Beginning in 1948, he served two years as a captain in the U.S. Army Medical Corps, through which he was stationed at Camp Pickett in Virginia and in Bremerhaven, Germany.
Throughout his medical career, Dr. Werk authored or co-authored more than 60 articles in medical journals; wrote, co-wrote and/or presented more than 40 medical papers; and delivered hundreds of teaching lectures.
Dr. Werk was an avid sports fisherman, sailor and musician. While living in Cincinnati, he sailed Snipes, annually taking part in regattas on freshwater lakes in Ohio and Michigan. Upon his move to North Carolina, he transitioned to sports fishing — cruising the coastal waters off of Wrightsville Beach in search of King Mackerel. He spent decades playing the banjo, and often visited Wilmington-area retirement homes with fellow musicians to entertain residents.
Many of the Werk family’s favorite memories were spent with Dr. Werk on vacation at Walloon Lake in upper Michigan, sailing in the Bahamas and on other trips to the Bahamas and the Caribbean.
He was born August 8, 1922, the son of Emile E. and Viola Werk. His only sibling, Sara Werk Headley, died in 2006.

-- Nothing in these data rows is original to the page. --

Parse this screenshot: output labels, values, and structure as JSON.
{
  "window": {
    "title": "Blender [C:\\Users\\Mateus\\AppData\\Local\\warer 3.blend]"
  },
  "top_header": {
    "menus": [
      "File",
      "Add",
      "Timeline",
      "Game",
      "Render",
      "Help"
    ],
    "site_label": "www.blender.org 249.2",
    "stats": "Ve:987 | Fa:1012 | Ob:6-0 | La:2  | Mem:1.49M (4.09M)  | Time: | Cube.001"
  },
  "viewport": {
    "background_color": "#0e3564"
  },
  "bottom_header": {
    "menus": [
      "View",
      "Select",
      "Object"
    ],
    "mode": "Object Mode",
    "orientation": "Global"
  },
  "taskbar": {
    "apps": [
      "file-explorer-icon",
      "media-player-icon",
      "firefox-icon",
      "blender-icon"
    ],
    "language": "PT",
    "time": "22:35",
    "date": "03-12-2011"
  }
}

Dr. Werk is survived by his loving wife of 64 years, Dorothy Rodgers Werk of Wilmington, N.C.; sons, David Michael Werk (Cheyenne), Stephen Rodgers Werk (Lynn) and Thomas Alan Werk (Paula); daughter, Susan Marie Werk (Patrick Culton); grandchildren, Jean-Michel, Stephan, Emily, Caroline, Allison, Collins, Lauren and Jenna; and two great-grandchildren, Mariella and Emilia.

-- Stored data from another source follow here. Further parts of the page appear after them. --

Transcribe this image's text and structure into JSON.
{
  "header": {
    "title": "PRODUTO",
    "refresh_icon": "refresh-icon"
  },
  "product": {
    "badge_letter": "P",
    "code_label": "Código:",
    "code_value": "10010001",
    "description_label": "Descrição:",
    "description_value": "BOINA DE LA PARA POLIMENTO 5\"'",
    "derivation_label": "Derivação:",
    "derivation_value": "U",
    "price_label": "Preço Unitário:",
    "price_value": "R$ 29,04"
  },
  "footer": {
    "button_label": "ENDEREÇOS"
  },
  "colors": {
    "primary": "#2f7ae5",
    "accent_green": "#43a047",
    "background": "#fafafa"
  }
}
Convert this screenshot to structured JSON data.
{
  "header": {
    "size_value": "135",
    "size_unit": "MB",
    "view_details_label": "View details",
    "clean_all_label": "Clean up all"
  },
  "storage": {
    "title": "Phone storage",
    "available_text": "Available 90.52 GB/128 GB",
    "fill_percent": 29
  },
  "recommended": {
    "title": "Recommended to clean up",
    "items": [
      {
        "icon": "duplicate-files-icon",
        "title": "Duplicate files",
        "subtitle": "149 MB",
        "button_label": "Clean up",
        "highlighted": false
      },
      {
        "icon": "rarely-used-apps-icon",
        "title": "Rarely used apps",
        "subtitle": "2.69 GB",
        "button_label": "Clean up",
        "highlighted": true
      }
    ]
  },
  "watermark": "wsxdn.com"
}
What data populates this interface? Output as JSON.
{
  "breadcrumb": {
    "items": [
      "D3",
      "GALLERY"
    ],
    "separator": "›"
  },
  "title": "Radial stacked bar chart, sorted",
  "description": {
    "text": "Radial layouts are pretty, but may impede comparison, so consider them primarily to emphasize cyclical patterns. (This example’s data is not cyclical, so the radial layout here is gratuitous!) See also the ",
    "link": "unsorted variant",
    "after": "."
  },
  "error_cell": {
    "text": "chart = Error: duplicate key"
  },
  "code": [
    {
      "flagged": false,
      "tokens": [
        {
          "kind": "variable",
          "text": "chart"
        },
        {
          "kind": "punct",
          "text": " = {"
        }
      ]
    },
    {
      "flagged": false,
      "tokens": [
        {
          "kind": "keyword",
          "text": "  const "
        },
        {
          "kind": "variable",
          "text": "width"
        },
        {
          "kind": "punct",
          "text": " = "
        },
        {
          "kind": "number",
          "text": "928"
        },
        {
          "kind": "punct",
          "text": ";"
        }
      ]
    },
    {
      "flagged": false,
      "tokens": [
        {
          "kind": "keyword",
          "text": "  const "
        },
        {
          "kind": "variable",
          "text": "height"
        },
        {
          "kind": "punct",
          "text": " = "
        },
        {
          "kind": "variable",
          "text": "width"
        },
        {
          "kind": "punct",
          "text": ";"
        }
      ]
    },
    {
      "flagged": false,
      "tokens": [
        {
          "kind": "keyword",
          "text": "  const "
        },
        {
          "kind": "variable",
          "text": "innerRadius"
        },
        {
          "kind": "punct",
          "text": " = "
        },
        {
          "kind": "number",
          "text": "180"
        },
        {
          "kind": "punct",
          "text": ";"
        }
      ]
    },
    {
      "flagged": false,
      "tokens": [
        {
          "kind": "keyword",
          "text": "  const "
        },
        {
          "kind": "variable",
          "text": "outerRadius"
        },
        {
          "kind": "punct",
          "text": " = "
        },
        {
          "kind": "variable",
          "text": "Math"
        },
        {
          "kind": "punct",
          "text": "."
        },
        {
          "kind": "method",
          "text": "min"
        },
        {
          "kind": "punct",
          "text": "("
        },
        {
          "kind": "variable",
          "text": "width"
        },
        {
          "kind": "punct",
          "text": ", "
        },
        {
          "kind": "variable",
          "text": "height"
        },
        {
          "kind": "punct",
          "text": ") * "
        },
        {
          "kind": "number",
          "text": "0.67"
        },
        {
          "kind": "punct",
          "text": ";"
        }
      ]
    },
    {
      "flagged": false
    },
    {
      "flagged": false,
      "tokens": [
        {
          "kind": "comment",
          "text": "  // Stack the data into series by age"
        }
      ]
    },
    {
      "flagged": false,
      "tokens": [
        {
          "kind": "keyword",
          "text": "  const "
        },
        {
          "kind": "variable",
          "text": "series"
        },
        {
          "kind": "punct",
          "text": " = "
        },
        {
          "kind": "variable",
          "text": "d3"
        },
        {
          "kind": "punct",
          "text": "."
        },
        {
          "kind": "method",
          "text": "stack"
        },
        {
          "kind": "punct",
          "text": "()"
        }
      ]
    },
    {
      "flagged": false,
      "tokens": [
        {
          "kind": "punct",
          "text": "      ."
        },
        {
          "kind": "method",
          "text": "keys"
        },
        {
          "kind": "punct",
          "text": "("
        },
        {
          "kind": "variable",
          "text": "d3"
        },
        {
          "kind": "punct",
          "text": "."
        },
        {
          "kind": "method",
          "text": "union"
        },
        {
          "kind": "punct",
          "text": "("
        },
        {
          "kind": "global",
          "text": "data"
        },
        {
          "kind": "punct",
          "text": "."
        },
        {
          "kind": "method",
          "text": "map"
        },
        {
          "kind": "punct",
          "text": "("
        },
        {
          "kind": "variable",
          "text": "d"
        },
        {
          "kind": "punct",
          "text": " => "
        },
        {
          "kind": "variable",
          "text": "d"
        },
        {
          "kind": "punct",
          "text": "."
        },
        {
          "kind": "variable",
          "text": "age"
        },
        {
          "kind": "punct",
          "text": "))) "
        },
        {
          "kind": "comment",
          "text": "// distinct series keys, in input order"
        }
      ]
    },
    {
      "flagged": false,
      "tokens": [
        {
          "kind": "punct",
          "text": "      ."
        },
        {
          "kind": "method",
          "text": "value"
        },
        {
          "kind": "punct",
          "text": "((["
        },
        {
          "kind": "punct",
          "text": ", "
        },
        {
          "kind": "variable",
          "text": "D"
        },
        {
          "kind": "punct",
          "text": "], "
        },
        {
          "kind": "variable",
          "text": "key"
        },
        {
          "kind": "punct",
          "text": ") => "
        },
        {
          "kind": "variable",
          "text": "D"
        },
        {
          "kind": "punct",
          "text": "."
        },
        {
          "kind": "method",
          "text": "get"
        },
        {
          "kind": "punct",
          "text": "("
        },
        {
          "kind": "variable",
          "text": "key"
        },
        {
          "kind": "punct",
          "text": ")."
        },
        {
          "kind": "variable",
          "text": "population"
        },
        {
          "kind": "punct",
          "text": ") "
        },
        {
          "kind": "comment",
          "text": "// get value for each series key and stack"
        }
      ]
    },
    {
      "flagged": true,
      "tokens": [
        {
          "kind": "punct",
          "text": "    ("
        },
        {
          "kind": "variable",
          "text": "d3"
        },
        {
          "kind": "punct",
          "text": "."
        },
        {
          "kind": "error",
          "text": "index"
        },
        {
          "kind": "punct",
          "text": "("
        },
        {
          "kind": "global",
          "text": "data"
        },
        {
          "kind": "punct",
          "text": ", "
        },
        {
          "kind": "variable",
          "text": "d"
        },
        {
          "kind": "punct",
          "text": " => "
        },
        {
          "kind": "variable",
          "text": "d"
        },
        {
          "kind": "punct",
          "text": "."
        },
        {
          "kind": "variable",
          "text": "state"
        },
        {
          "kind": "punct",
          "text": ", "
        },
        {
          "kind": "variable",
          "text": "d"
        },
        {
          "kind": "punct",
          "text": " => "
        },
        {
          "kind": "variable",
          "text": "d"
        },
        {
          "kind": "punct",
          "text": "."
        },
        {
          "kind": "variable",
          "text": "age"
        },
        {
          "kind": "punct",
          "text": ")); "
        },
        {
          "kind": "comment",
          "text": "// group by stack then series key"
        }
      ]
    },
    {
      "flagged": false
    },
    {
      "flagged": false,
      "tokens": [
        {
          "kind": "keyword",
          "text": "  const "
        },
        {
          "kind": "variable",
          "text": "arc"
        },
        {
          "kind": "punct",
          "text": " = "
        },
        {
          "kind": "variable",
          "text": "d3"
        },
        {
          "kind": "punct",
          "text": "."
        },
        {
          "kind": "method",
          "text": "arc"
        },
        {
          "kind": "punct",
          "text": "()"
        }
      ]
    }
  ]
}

The Werk family expresses its deepest thanks and appreciation to Lower Cape Fear Hospice and for the love and devoted care provided by Dr. Werk’s caregivers over the past many months: Ginger Desfonds, Ramona H. Jones, Debra McKoy, Jennifer Lowery and Josie Walton. A special thanks to Dr. James McCabe, Dr. Werk’s primary care physician and friend for 22 years.
A memorial service will be at 2 p.m. Saturday, July 23, 2016, at St. James Episcopal Church. A reception will follow at the church. Burial will take place at Spring Grove Cemetery in Cincinnati, Ohio.
Gifts in Dr. Werk’s memory may be made to the American Diabetes Association, Lower Cape Fear Hospice, or a charity of one’s choice.